How private keys stay out of the model's reach

The obvious concern with any AI agent touching real money is what happens when the model does something the user did not intend. The April 2026 incident involving Cursor and PocketOS — where an AI agent running Anthropic's Claude Opus deleted a startup's entire production database and backups through a single Railway API call, leaving only a three-month-old backup — made the risk concrete. Security researchers have also flagged prompt injection attacks, which can redirect an agent's behavior without the user's knowledge.

MoonAgents addresses the wallet-specific version of that problem with a local encryption model. Private keys live on the user's machine, not on a cloud server, and are encrypted in a way that prevents the LLM from reading them.

"The most important piece of security is not revealing the private keys," Arifin said. "The private keys are stored locally on the user's computer and are fully encrypted, so the LLM can't just access or view them. All the keys are stored in such a way that there's no way for the LLM to see those keys."

MoonPay's own product disclaimer is candid about what remains outside its control: the company describes the MoonAgents App as "an unregulated entity" that provides a technical interface to third-party AI tools it does not build, operate, or monitor. Any instruction submitted through an agent — including those produced by model error or hallucination — is legally the user's own.

Who this is for

Arifin's framing positions MoonAgents less as a trading bot and more as a research and execution tool for people who lack programming skills but want the kind of on-chain access previously available only to developers who could write their own scripts.

"The LLM is not the answer in this case," he said. "It's empowering you to be able to do the research, dive into the meme coin, dive into the tokens, and dig into the trenches in a way that in the past it was only restricted to the people that could write scripts."

That pitch — democratizing on-chain access through a natural-language interface — is not new. What is new is the infrastructure behind it: a funded virtual card, a standard for agent-wallet communication, and a GUI that removes the friction that kept the February command-line release out of reach for most users.
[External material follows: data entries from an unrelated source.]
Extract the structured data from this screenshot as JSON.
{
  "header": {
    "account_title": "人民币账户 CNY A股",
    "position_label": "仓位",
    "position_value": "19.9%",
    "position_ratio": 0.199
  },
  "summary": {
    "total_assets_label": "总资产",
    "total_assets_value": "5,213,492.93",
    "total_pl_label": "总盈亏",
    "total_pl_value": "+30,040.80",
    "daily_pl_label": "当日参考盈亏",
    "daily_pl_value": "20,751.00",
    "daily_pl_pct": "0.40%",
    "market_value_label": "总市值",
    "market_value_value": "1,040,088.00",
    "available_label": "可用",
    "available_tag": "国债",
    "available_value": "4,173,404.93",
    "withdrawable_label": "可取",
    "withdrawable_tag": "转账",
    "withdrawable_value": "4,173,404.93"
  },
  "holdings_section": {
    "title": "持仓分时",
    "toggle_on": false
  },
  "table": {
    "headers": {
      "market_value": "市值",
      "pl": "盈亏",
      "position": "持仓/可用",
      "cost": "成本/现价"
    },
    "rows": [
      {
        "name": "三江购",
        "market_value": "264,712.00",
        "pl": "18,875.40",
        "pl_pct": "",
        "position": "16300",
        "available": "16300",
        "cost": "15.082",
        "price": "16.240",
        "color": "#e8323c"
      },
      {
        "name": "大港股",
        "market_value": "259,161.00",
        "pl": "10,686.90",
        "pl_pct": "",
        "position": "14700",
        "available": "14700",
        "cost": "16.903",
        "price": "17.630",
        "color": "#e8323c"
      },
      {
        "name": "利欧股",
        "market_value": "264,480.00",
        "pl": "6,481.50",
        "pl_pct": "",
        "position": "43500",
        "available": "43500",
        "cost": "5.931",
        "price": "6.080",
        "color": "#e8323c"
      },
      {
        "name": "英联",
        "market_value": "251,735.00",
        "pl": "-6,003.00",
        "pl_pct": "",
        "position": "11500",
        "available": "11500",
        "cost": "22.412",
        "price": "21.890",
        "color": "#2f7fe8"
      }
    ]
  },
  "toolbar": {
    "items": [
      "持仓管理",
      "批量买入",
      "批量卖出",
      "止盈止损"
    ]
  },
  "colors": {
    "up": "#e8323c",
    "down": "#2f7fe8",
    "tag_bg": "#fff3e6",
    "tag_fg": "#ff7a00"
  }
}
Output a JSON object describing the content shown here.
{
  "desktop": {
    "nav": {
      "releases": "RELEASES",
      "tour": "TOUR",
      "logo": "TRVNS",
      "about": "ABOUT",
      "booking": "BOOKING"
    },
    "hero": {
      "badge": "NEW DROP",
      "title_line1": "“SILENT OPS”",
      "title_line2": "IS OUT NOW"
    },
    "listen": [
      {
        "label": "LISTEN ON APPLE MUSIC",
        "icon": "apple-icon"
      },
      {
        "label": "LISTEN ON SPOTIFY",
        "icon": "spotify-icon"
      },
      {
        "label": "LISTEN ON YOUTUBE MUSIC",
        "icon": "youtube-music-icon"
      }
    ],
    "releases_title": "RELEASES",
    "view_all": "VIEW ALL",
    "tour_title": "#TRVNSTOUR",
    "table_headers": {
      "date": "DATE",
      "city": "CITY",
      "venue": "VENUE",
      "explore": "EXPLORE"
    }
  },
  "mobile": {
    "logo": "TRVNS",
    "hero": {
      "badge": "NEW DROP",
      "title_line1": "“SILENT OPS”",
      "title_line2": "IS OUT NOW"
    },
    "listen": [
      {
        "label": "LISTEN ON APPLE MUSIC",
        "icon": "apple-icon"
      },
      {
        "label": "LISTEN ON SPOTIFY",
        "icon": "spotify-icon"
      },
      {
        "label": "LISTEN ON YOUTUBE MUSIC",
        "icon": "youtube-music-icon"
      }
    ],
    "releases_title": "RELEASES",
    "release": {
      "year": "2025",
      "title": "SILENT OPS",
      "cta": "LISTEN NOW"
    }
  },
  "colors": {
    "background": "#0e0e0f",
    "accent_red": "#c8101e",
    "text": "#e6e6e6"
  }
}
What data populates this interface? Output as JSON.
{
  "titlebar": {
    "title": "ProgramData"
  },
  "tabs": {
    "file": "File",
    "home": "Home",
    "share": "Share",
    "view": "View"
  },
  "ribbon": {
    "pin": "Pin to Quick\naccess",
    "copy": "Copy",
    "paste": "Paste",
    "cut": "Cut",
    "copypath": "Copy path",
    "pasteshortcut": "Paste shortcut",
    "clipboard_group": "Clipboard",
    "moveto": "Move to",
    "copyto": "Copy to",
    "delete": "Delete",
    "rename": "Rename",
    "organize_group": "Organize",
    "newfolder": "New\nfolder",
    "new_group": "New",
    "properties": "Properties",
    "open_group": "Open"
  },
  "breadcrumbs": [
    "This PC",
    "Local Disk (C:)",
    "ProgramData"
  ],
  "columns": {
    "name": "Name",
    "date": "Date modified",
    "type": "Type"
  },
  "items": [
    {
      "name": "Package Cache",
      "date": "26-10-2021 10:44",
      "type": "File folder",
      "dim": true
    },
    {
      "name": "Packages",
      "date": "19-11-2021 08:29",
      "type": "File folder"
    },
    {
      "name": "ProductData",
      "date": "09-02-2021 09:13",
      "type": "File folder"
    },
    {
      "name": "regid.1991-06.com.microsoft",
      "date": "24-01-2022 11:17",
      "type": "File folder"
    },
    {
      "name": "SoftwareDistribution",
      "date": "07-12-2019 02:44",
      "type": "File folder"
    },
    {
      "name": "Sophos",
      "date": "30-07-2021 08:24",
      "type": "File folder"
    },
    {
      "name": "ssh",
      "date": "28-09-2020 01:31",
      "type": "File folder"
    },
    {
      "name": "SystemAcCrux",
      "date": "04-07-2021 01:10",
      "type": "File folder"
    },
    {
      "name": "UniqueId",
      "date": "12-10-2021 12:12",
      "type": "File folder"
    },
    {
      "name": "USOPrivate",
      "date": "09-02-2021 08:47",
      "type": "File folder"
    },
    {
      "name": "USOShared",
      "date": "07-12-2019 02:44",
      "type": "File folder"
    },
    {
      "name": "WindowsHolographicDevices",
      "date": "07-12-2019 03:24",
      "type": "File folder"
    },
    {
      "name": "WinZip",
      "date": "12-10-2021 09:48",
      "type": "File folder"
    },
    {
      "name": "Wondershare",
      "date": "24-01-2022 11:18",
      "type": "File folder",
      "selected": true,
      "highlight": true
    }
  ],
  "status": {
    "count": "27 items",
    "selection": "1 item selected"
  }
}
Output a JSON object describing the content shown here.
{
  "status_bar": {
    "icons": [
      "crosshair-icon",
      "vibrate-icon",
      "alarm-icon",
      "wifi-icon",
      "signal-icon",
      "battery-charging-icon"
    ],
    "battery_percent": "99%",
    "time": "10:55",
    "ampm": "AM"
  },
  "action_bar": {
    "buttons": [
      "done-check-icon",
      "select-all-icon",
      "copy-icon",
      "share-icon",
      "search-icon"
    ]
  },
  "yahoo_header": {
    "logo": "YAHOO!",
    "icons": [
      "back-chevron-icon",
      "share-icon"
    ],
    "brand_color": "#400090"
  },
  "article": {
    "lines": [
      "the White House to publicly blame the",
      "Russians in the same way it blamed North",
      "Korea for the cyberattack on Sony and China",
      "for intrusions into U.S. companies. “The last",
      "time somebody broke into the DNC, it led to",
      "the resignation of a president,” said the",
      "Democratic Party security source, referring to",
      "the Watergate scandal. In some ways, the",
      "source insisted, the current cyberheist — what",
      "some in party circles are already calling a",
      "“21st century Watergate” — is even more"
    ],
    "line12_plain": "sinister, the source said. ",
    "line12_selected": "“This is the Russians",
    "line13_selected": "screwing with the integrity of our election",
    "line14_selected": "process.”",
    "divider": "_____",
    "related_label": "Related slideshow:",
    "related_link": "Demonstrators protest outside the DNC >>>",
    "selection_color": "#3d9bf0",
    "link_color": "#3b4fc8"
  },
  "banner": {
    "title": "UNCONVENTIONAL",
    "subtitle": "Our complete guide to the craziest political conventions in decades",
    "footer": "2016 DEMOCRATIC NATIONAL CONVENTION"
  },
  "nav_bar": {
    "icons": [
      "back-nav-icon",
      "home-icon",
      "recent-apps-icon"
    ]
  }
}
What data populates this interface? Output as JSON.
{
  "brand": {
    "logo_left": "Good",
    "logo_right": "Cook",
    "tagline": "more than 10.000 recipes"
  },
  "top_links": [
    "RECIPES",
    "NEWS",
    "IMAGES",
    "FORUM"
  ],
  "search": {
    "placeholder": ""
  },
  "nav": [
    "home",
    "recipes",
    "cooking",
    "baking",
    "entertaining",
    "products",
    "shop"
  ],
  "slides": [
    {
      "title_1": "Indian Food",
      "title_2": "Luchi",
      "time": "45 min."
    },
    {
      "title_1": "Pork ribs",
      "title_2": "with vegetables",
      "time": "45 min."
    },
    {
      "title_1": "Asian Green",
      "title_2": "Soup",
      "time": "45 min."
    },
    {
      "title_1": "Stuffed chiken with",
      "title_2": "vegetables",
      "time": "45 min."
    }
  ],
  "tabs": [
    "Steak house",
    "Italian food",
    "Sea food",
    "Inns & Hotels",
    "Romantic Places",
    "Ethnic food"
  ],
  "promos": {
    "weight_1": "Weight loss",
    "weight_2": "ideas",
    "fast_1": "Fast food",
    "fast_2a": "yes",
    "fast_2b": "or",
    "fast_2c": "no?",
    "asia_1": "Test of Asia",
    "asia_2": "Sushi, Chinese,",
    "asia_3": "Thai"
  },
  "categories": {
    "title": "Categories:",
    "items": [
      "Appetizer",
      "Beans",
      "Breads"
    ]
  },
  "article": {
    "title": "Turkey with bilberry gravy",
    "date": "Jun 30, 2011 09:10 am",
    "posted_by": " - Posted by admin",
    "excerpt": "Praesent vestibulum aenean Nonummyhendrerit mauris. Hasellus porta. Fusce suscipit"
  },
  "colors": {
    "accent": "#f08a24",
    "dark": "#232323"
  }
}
The app is not available in the UK. It is provided by Launchpad Limited, a MoonPay entity described as unregulated, and does not carry the same protections as the regulated services elsewhere in the MoonPay ecosystem.

Why it matters

The intersection of autonomous AI agents and live crypto infrastructure has been building for months, but most products in the space have remained developer-facing or limited to read-only market data. MoonAgents is the first consumer-facing product to combine a graphical setup flow, a real payment card, prebuilt blockchain Skills, and a published open standard (Open Wallet Standard) into a single package that a non-technical user can install and run with Claude or Codex.

MoonPay's bet is that the next wave of on-chain users will not learn to code — they will give the model a wallet and let it work.